Differentially Private Algorithms for the Stochastic Saddle Point Problem with Optimal Rates for the Strong Gap

We show that convex-concave Lipschitz stochastic saddle point problems (also known as stochastic minimax optimization) can be solved under the constraint of $(\epsilon,\delta)$-differential privacy with \emph{strong (primal-dual) gap} rate of $\tilde O\big(\frac{1}{\sqrt{n}} + \frac{\sqrt{d}}{n\epsilon}\big)$, where $n$ is the dataset size and $d$ is the dimension of the problem. This rate is nearly optimal, based on existing lower bounds in differentially private stochastic optimization. Specifically, we prove a tight upper bound on the strong gap via novel implementation and analysis of the recursive regularization technique repurposed for saddle point problems. We show that this rate can be attained with $O\big(\min\big\{\frac{n^2\epsilon^{1.5}}{\sqrt{d}}, n^{3/2}\big\}\big)$ gradient complexity, and $O(n)$ gradient complexity if the loss function is smooth. As a byproduct of our method, we develop a general algorithm that, given a black-box access to a subroutine satisfying a certain $\alpha$ primal-dual accuracy guarantee with respect to the empirical objective, gives a solution to the stochastic saddle point problem with a strong gap of $\tilde{O}(\alpha+\frac{1}{\sqrt{n}})$. We show that this $\alpha$-accuracy condition is satisfied by standard algorithms for the empirical saddle point problem such as the proximal point method and the stochastic gradient descent ascent algorithm. Further, we show that even for simple problems it is possible for an algorithm to have zero weak gap and suffer from $\Omega(1)$ strong gap. We also show that there exists a fundamental tradeoff between stability and accuracy. Specifically, we show that any $\Delta$-stable algorithm has empirical gap $\Omega\big(\frac{1}{\Delta n}\big)$, and that this bound is tight. This result also holds also more specifically for empirical risk minimization problems and may be of independent interest.

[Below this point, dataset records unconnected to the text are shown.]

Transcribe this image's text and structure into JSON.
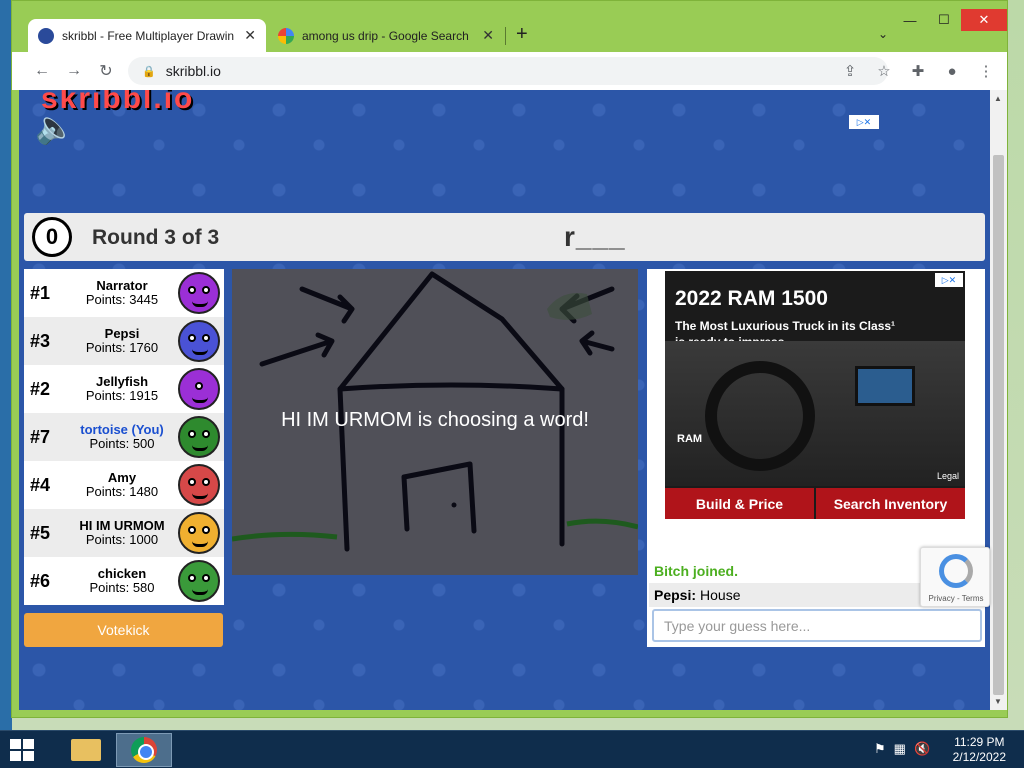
{
  "browser": {
    "tabs": [
      {
        "title": "skribbl - Free Multiplayer Drawin",
        "active": true
      },
      {
        "title": "among us drip - Google Search",
        "active": false
      }
    ],
    "url": "skribbl.io"
  },
  "game": {
    "timer": "0",
    "round": "Round 3 of 3",
    "word_hint": "r___",
    "status": "HI IM URMOM is choosing a word!",
    "players": [
      {
        "rank": "#1",
        "name": "Narrator",
        "points": "Points: 3445",
        "avatar_color": "#9b2fd6",
        "you": false
      },
      {
        "rank": "#3",
        "name": "Pepsi",
        "points": "Points: 1760",
        "avatar_color": "#4a52d6",
        "you": false
      },
      {
        "rank": "#2",
        "name": "Jellyfish",
        "points": "Points: 1915",
        "avatar_color": "#9b2fd6",
        "you": false
      },
      {
        "rank": "#7",
        "name": "tortoise (You)",
        "points": "Points: 500",
        "avatar_color": "#2e8a2e",
        "you": true
      },
      {
        "rank": "#4",
        "name": "Amy",
        "points": "Points: 1480",
        "avatar_color": "#d64848",
        "you": false
      },
      {
        "rank": "#5",
        "name": "HI IM URMOM",
        "points": "Points: 1000",
        "avatar_color": "#f0b030",
        "you": false
      },
      {
        "rank": "#6",
        "name": "chicken",
        "points": "Points: 580",
        "avatar_color": "#3a9a3a",
        "you": false
      }
    ],
    "votekick_label": "Votekick",
    "chat": [
      {
        "type": "system",
        "text": "Bitch joined."
      },
      {
        "type": "message",
        "user": "Pepsi:",
        "text": "House"
      }
    ],
    "guess_placeholder": "Type your guess here..."
  },
  "ad": {
    "title": "2022 RAM 1500",
    "line1": "The Most Luxurious Truck in its Class¹",
    "line2": "is ready to impress",
    "brand": "RAM",
    "legal": "Legal",
    "btn1": "Build & Price",
    "btn2": "Search Inventory"
  },
  "recaptcha": {
    "text": "Privacy - Terms"
  },
  "taskbar": {
    "time": "11:29 PM",
    "date": "2/12/2022"
  },
  "colors": {
    "accent_orange": "#f0a640",
    "chat_green": "#4caf20",
    "ad_red": "#b0141a",
    "page_blue": "#2c56a8"
  }
}
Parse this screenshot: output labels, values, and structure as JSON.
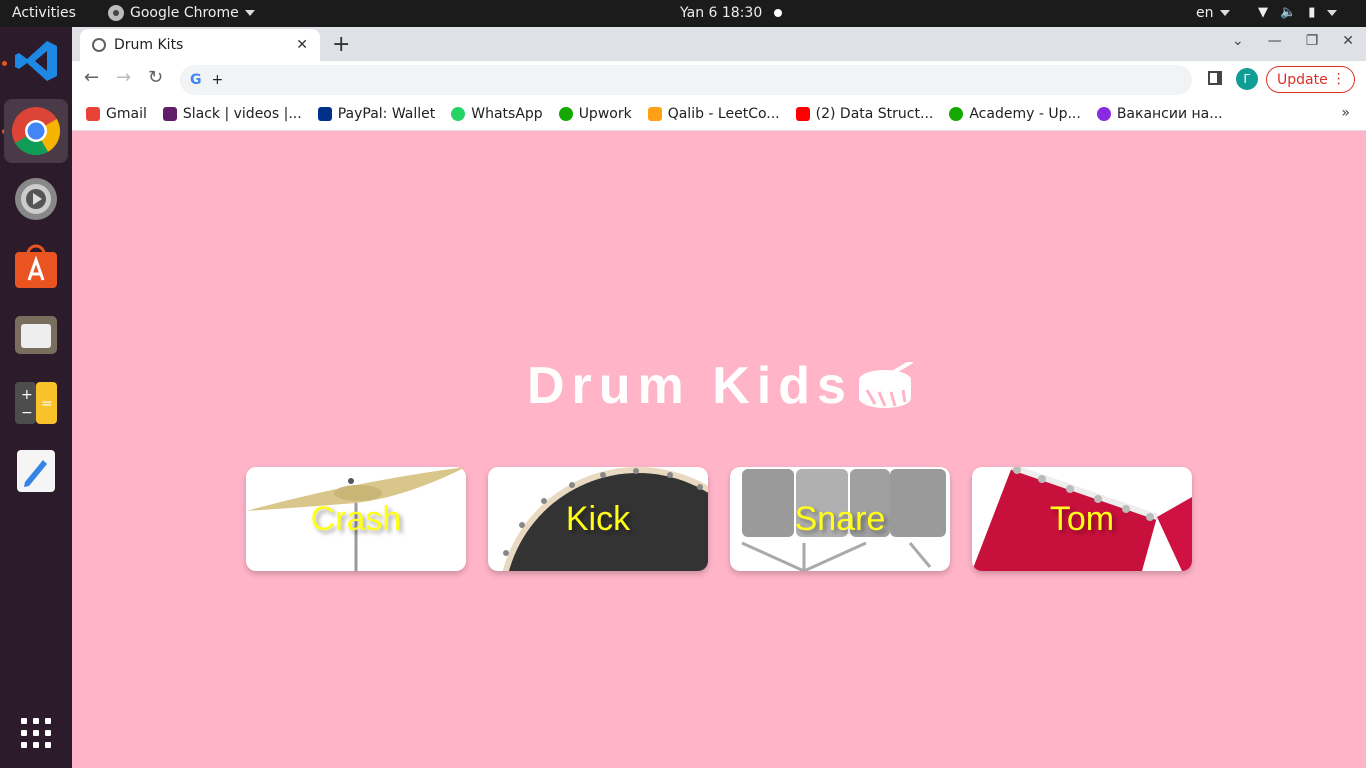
{
  "topbar": {
    "activities": "Activities",
    "app_name": "Google Chrome",
    "datetime": "Yan 6  18:30",
    "lang": "en"
  },
  "dock": {
    "items": [
      "vscode-icon",
      "chrome-icon",
      "settings-icon",
      "software-center-icon",
      "files-icon",
      "calculator-icon",
      "text-editor-icon",
      "app-grid-icon"
    ]
  },
  "browser": {
    "tab_title": "Drum Kits",
    "omnibox_text": "+",
    "profile_initial": "Г",
    "update_label": "Update",
    "bookmarks": [
      {
        "label": "Gmail",
        "color": "#ea4335"
      },
      {
        "label": "Slack | videos |...",
        "color": "#611f69"
      },
      {
        "label": "PayPal: Wallet",
        "color": "#003087"
      },
      {
        "label": "WhatsApp",
        "color": "#25d366"
      },
      {
        "label": "Upwork",
        "color": "#14a800"
      },
      {
        "label": "Qalib - LeetCo...",
        "color": "#ffa116"
      },
      {
        "label": "(2) Data Struct...",
        "color": "#ff0000"
      },
      {
        "label": "Academy - Up...",
        "color": "#14a800"
      },
      {
        "label": "Вакансии на...",
        "color": "#8a2be2"
      }
    ]
  },
  "page": {
    "title": "Drum Kids",
    "background": "#ffb4c8",
    "label_color": "#ffff1a",
    "pads": [
      {
        "label": "Crash",
        "image": "cymbal"
      },
      {
        "label": "Kick",
        "image": "kick-drum"
      },
      {
        "label": "Snare",
        "image": "snare-drums"
      },
      {
        "label": "Tom",
        "image": "tom-drum"
      }
    ]
  }
}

翻译：我们证明凸-凹Lipschitz随机鞍点问题（也称为随机极小极大优化）可在$(\epsilon,\delta)$-差分隐私约束下求解，其\emph{强（原始-对偶）间隙}率达到$\tilde O\big(\frac{1}{\sqrt{n}} + \frac{\sqrt{d}}{n\epsilon}\big)$，其中$n$为数据集规模，$d$为问题维度。基于现有差分隐私随机优化的下界，该速率接近最优。具体而言，我们通过针对鞍点问题重新设计的递归正则化技术的新颖实现与分析，证明了强间隙的紧上界。我们表明，该速率可在$O\big(\min\big\{\frac{n^2\epsilon^{1.5}}{\sqrt{d}}, n^{3/2}\big\}\big)$的梯度复杂度下达到，且若损失函数光滑，则梯度复杂度可降至$O(n)$。作为方法的副产品，我们提出通用算法：给定一个黑盒子访问满足关于经验目标的特定$\alpha$原始-对偶精度保证的子程序，该算法可得到随机鞍点问题具有$\tilde{O}(\alpha+\frac{1}{\sqrt{n}})$强间隙的解。我们证明此$\alpha$精度条件可通过经验鞍点问题的标准算法（如近端点方法和随机梯度下降上升算法）满足。进一步，我们证明即使对于简单问题，算法也可能具有零弱间隙但承受$\Omega(1)$强间隙。我们还证明稳定性与准确性之间存在根本性权衡：任何$\Delta$-稳定算法均具有经验间隙$\Omega\big(\frac{1}{\Delta n}\big)$，且该界为紧的。该结果同样适用于经验风险最小化问题，并可能具有独立研究价值。